In his communion sermon last month, Pastor Bob encouraged us really to see and to visualize Jesus himself when we come to Jesus' table. Today Acts 10 encourages us to do that, too, but then also to take it one step further: when we see Jesus himself present in the bread and the wine, we should also see in our mind's eye all those other Christians whom Jesus sees in the same glance in which he sees you and me. We must see the people in this place as brothers and sisters, but also those many millions in other places with whom we are one in Christ. We must see the African Christian suffering with AIDS, the Chinese Christian whose faith the government despises, the Nigerian Christian in Idachi whose culture is utterly foreign to us but whose faith in Jesus is exactly the same as our own faith, the gay Christian who struggles so mightily with his identity, the divorced mother of three whose innercity life is a struggle most of us more well-to-do folks can scarcely imagine.

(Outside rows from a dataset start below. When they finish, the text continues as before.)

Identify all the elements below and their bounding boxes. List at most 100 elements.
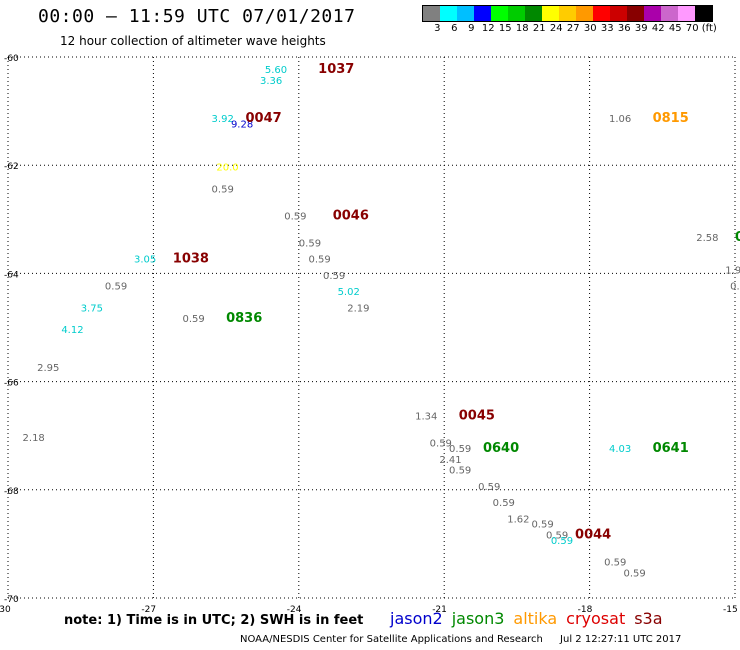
page-title: 00:00 – 11:59 UTC 07/01/2017	[38, 6, 356, 27]
swh-label: 0.59	[430, 439, 452, 450]
page-subtitle: 12 hour collection of altimeter wave hei…	[60, 34, 326, 48]
note-text: note: 1) Time is in UTC; 2) SWH is in fe…	[64, 613, 364, 628]
swh-label: 0.59	[299, 238, 321, 249]
lat-tick-label: -70	[4, 595, 19, 605]
swh-label: 2.95	[37, 363, 59, 374]
legend-label: 39	[634, 23, 648, 34]
lat-tick-label: -66	[4, 379, 19, 389]
swh-label: 0.59	[531, 520, 553, 531]
pass-time-label: 0045	[459, 408, 495, 423]
swh-label: 3.36	[260, 76, 282, 87]
swh-label: 3.75	[81, 303, 103, 314]
legend-label: 3	[434, 23, 441, 34]
swh-label: 1.06	[609, 114, 631, 125]
swh-label: 0.59	[551, 536, 573, 547]
swh-label: 5.02	[338, 287, 360, 298]
swh-label: 0.59	[212, 184, 234, 195]
axis-labels: -60 -62 -64 -66 -68 -70-30 -27 -24 -21 -18 -15	[0, 54, 738, 615]
swh-color-legend: 3 6 9 12 15 18 21 24 27 30 33 36 39 42 45 70 (ft)	[422, 5, 717, 37]
mission-jason2: jason2	[390, 609, 443, 628]
swh-label: 4.03	[609, 444, 631, 455]
swh-label: 4.12	[61, 325, 83, 336]
legend-swatch	[610, 6, 627, 21]
swh-label: 20.0	[216, 163, 238, 174]
mission-s3a: s3a	[634, 609, 663, 628]
swh-label: 0.59	[182, 314, 204, 325]
swh-label: 2.41	[439, 455, 461, 466]
swh-label: 0.59	[478, 482, 500, 493]
lat-tick-label: -68	[4, 487, 19, 497]
swh-label: 1.34	[415, 411, 437, 422]
legend-label: 33	[600, 23, 614, 34]
legend-swatch	[593, 6, 610, 21]
mission-altika: altika	[513, 609, 558, 628]
swh-label: 0.59	[323, 271, 345, 282]
credit-text: NOAA/NESDIS Center for Satellite Applica…	[240, 634, 543, 645]
swh-label: 0.59	[493, 498, 515, 509]
lon-tick-label: -21	[432, 605, 447, 615]
legend-label: 15	[498, 23, 512, 34]
swh-label: 0.59	[604, 558, 626, 569]
legend-swatch	[644, 6, 661, 21]
timestamp-text: Jul 2 12:27:11 UTC 2017	[560, 634, 682, 645]
swh-values: 5.603.363.929.28 1.0620.00.590.592.580.59…	[23, 65, 740, 579]
pass-time-label: 0047	[245, 111, 281, 126]
legend-labels: 3 6 9 12 15 18 21 24 27 30 33 36 39 42 45 70 (ft)	[422, 23, 717, 37]
lon-tick-label: -24	[287, 605, 302, 615]
swh-label: 2.58	[696, 233, 718, 244]
lon-tick-label: -18	[578, 605, 593, 615]
legend-swatch	[457, 6, 474, 21]
swh-label: 1.62	[507, 514, 529, 525]
swh-label: 0.59	[624, 568, 646, 579]
legend-label: 12	[481, 23, 495, 34]
pass-time-label: 0641	[653, 441, 689, 456]
legend-swatch	[508, 6, 525, 21]
lat-tick-label: -64	[4, 270, 19, 280]
swh-label: 3.92	[212, 114, 234, 125]
swh-label: 0.59	[546, 530, 568, 541]
swh-label: 1.98	[725, 265, 740, 276]
pass-time-label: 0044	[575, 527, 611, 542]
swh-label: 2.19	[347, 303, 369, 314]
swh-label: 9.28	[231, 119, 253, 130]
pass-time-label: 1038	[173, 252, 209, 267]
lat-tick-label: -62	[4, 162, 19, 172]
footer: NOAA/NESDIS Center for Satellite Applica…	[240, 634, 681, 645]
legend-label: 30	[583, 23, 597, 34]
mission-cryosat: cryosat	[566, 609, 626, 628]
legend-swatch	[491, 6, 508, 21]
pass-time-label: 0640	[483, 441, 519, 456]
swh-label: 0.41	[730, 282, 740, 293]
swh-label: 0.59	[284, 211, 306, 222]
mission-jason3: jason3	[451, 609, 505, 628]
map-grid	[7, 56, 736, 599]
legend-label: 45	[668, 23, 682, 34]
swh-label: 0.59	[449, 444, 471, 455]
legend-label: (ft)	[701, 23, 717, 34]
lon-tick-label: -15	[723, 605, 738, 615]
lon-tick-label: -27	[141, 605, 156, 615]
legend-swatch	[576, 6, 593, 21]
lon-tick-label: -30	[0, 605, 11, 615]
pass-time-label: 04	[735, 230, 740, 245]
legend-label: 27	[566, 23, 580, 34]
legend-label: 24	[549, 23, 563, 34]
legend-swatch	[474, 6, 491, 21]
pass-time-label: 0815	[653, 111, 689, 126]
legend-swatch	[423, 6, 440, 21]
legend-label: 42	[651, 23, 665, 34]
swh-label: 0.59	[308, 255, 330, 266]
swh-label: 5.60	[265, 65, 287, 76]
legend-label: 70	[685, 23, 699, 34]
legend-swatch	[661, 6, 678, 21]
pass-time-label: 0046	[333, 208, 369, 223]
swh-label: 2.18	[23, 433, 45, 444]
legend-swatch	[525, 6, 542, 21]
legend-swatch	[627, 6, 644, 21]
legend-swatch	[695, 6, 712, 21]
legend-swatch	[440, 6, 457, 21]
lat-tick-label: -60	[4, 54, 19, 64]
legend-swatch	[559, 6, 576, 21]
pass-times: 1037 0047 0815 0046 1038 0836 0045 0640 0641 0044…	[173, 62, 740, 542]
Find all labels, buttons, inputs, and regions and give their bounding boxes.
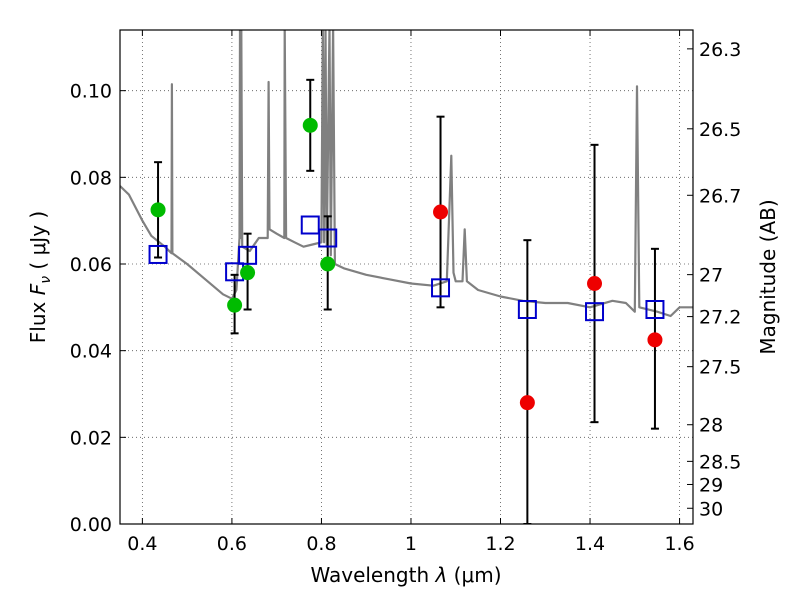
red-point <box>587 276 603 291</box>
mag-tick-label: 28.5 <box>699 451 741 473</box>
green-point <box>150 202 166 218</box>
green-point <box>240 265 256 281</box>
model-square <box>300 215 320 235</box>
mag-tick-label: 26.5 <box>699 119 741 141</box>
green-point <box>227 297 243 313</box>
x-axis-label: Wavelength λ (μm) <box>310 563 501 587</box>
mag-tick-label: 26.3 <box>699 39 741 61</box>
red-point <box>433 204 449 220</box>
mag-tick-label: 27 <box>699 265 723 287</box>
y-tick-label: 0.02 <box>70 427 112 449</box>
mag-tick-label: 29 <box>699 474 723 496</box>
mag-tick-label: 27.5 <box>699 357 741 379</box>
y-tick-label: 0.10 <box>70 81 112 103</box>
x-tick-label: 1.2 <box>485 533 515 555</box>
model-square <box>238 245 258 265</box>
points-layer <box>148 78 665 524</box>
mag-tick-label: 27.2 <box>699 307 741 329</box>
plot-area <box>120 30 693 524</box>
grid-layer <box>120 30 693 525</box>
x-tick-label: 1.4 <box>575 533 605 555</box>
model-square <box>645 300 665 319</box>
y2-axis-label: Magnitude (AB) <box>756 199 780 354</box>
model-square <box>431 278 451 298</box>
plot-frame <box>119 29 694 525</box>
x-tick-label: 1.6 <box>664 533 694 555</box>
y-tick-label: 0.04 <box>70 341 112 363</box>
model-square <box>148 244 168 264</box>
model-square <box>318 228 338 248</box>
x-tick-label: 1 <box>405 533 417 555</box>
green-point <box>320 256 336 272</box>
y-tick-label: 0.08 <box>70 167 112 189</box>
spectrum-line <box>120 30 693 318</box>
x-tick-label: 0.4 <box>127 533 157 555</box>
model-square <box>585 302 605 322</box>
y-tick-label: 0.00 <box>70 514 112 536</box>
x-tick-label: 0.6 <box>217 533 247 555</box>
red-point <box>519 395 535 411</box>
spectrum-layer <box>120 30 693 318</box>
mag-tick-label: 30 <box>699 498 723 520</box>
green-point <box>302 117 318 133</box>
y-tick-label: 0.06 <box>70 254 112 276</box>
red-point <box>647 332 663 348</box>
mag-tick-label: 26.7 <box>699 185 741 207</box>
x-tick-label: 0.8 <box>306 533 336 555</box>
model-square <box>517 300 537 319</box>
mag-tick-label: 28 <box>699 415 723 437</box>
ticks-layer: 0.4 0.6 0.8 1 1.2 1.4 1.6 0.00 0.02 0.04 0.06 0.08 0… <box>70 30 741 555</box>
y-axis-label: Flux Fν ( μJy ) <box>26 211 54 343</box>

We must see also all these people because if the grace of God through our Lord Jesus Christ really has come to them, then our task, as was Peter's task so long ago, is to rejoice, to celebrate our unity in diversity, and to proclaim together the one Lord Jesus Christ who is alone this world's hope. Acts 10 concludes with something that Peter could never in his wildest dreams have imagined when this story began. After baptizing Cornelius and his household, Peter is invited to stay, actually to live with, these Gentiles for a few days: to sleep under their non-Jewish roof, to eat at their table non-kosher table. And he did it. The Spirit of Pentecost that converted Peter to faith in Jesus in the first place often provides many subsequent mini-conversions. Those who eat the bread and drink the cup of Jesus the Lord should expect such new revelations now and again. We should expect them and, when we find them, rejoice in God's love all over again! Amen.